Quadrinhos, música brasileira e outras coisas a mais. É somente requentar e usar! Made in Brasil

Reinventando a roda: Cangaço Novo (2023)


Ubaldo, O homem que vai salvar o cinema nacional?

Informações legais:
Ação/Faroeste/Drama
Ano: 2023
Direção: Fábio Mendonça e Aly Muritiba 
Roteiro: Eduardo Melo e Mariana Bardan 
Produzida pelo O2 filmes
Série original da Amazon Prime Vídeo Brasil

NÃO CONTÉM SPOILERS 
(nenhum grave pelo menos)

Acabei de terminar a primeira temporada, Cangaço Novo não tem nada de especial, não tem nada de inovador, não tem nada que o faça um grande marco na história do audiovisual brasileiro, mas possui grande qualidade, e está nas graças do público, com muito méritos, muito méritos mesmo. 

Infelizmente de algum tempo pra cá se ganhou uma cultura muito tóxica que toda obra tem que ser densa, que ter conteúdo, tudo é conteúdo, tudo tem que ser motivo de debate.

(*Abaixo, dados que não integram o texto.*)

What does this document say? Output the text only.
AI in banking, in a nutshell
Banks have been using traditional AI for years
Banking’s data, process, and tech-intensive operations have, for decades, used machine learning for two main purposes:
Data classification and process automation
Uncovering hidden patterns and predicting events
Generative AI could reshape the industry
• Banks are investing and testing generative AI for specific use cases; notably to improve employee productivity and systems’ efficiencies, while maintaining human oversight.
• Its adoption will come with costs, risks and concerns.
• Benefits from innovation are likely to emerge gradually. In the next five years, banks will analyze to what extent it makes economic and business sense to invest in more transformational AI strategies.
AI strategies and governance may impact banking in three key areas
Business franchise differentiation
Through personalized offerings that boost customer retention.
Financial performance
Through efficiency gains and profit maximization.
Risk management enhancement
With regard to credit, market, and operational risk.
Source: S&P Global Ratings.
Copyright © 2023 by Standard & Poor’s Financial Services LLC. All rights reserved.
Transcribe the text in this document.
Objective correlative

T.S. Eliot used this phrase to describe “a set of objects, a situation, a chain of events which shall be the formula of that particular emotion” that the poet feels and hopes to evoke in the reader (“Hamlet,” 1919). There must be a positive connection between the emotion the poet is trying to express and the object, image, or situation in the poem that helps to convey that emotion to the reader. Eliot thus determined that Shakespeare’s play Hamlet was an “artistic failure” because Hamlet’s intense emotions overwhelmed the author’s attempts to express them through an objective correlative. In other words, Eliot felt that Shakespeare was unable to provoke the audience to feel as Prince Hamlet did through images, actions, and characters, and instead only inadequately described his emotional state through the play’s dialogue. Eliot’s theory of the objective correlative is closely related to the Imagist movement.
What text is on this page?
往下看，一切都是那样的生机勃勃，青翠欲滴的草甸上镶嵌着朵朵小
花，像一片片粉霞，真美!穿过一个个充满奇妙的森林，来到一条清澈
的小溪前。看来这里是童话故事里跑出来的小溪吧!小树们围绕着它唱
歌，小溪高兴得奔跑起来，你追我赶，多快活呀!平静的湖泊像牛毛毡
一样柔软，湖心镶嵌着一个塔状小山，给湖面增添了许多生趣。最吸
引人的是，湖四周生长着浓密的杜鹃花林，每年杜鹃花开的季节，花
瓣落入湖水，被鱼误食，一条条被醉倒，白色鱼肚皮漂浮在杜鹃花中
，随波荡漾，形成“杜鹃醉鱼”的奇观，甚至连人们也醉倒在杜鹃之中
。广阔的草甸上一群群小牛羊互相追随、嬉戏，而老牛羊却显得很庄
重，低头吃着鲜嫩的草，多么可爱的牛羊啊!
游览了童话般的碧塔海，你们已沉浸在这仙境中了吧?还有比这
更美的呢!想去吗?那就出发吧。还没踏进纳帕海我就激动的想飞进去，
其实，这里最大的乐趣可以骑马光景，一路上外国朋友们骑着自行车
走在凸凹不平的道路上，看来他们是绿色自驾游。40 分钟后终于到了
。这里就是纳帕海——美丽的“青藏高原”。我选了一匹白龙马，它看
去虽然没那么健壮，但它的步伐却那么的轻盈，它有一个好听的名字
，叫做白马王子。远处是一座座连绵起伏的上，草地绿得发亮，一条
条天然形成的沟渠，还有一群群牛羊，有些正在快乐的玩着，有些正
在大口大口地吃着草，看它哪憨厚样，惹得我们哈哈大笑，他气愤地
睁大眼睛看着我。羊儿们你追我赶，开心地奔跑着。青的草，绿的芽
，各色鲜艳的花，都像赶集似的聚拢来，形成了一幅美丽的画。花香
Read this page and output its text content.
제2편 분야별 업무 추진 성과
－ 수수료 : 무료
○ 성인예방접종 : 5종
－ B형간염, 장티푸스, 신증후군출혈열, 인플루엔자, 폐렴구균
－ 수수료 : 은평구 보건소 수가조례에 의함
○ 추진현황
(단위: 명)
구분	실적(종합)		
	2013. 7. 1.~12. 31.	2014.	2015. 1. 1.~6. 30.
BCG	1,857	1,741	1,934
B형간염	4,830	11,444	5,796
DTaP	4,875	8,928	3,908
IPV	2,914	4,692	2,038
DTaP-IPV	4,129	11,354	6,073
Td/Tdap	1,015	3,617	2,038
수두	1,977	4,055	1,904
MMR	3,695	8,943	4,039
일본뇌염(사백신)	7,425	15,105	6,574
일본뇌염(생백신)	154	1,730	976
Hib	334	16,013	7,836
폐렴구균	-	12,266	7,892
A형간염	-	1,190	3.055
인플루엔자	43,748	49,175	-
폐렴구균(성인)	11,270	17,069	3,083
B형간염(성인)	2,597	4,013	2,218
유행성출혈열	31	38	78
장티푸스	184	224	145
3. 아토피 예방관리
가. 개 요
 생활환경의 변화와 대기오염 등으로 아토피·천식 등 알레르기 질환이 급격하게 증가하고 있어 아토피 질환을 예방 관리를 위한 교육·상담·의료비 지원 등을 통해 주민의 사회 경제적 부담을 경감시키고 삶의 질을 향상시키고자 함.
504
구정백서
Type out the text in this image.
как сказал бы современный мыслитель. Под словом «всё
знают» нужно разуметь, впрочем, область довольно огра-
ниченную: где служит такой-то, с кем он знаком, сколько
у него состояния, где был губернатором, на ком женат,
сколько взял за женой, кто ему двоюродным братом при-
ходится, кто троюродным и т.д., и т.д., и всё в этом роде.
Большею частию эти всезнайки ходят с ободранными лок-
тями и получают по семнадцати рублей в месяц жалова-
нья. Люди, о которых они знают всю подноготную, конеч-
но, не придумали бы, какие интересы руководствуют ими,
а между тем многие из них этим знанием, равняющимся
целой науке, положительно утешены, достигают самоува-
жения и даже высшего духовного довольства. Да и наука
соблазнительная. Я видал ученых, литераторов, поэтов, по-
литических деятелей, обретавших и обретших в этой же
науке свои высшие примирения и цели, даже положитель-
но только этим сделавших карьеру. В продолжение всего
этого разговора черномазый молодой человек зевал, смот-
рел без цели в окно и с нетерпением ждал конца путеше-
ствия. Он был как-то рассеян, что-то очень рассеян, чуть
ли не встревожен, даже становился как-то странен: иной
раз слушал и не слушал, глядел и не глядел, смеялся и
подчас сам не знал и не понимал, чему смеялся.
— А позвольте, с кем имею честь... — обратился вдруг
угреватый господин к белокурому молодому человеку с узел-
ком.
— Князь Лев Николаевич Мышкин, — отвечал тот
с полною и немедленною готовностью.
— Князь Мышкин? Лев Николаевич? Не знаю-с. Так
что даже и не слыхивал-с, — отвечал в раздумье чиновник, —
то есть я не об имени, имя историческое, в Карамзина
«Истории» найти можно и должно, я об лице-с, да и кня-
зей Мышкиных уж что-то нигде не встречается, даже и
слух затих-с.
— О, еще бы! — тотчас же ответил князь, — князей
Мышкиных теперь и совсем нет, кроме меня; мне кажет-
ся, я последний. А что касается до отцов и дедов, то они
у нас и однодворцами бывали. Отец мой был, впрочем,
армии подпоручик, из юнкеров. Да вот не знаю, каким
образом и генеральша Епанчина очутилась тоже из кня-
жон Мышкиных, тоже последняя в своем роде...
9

O sarrafo de produção mainstream não é mais aquela bobajada dos anos 90/00 o público hoje quer pensar, nessa pegada sai filmes como Bacurau (2019) ou O Poço (2019). Isso prejudica a vontade de consumir obras mais ""simples"", como filmes de ação, que é o caso de Cangaço Novo, por ser cliché, por ser batido e coisa e tals. Seria isso um elitismo cultural? 

Vamos com calma, vamos devagar.

Nós, nordestinos, vivemos um imenso traumas de atores paulistas/cariocas, atuando de forma jocosa, representarem o nordeste, isso é culpa da globo (leia-se mídia mainstream no geral). a Globo inventou que o baiano fala meu rei, a globo inventou que todo nordestino no sul é a porra de um zelador ou empregada doméstica, a Globo que inventou a Juliette ou que tudo que é relacionado ao nordeste tem que ser comédia, as produções atuais do nordeste são comédias em 90% dos casos, cheio de caricaturas e esteriotipos que enchem o saco. E não estou desvalorizando a comédia, também são de qualidade.
 Por isso que quando brota uma produção que diz ser "do nordeste" os próprios nordestinos ficam bastante receosos, não cria um interesse nato, foi o meu caso quando vi Cangaço Novo em anúncios, o primeiro pensamento foi "ah, isso deve ser só uma produção no meio do sertão com um jegue, um cabaré e um barzinho, ninguém aguenta mais" mas muito pelo contrário, Cangaço Novo investe num segmento pouco utilização no Brasil: a ação.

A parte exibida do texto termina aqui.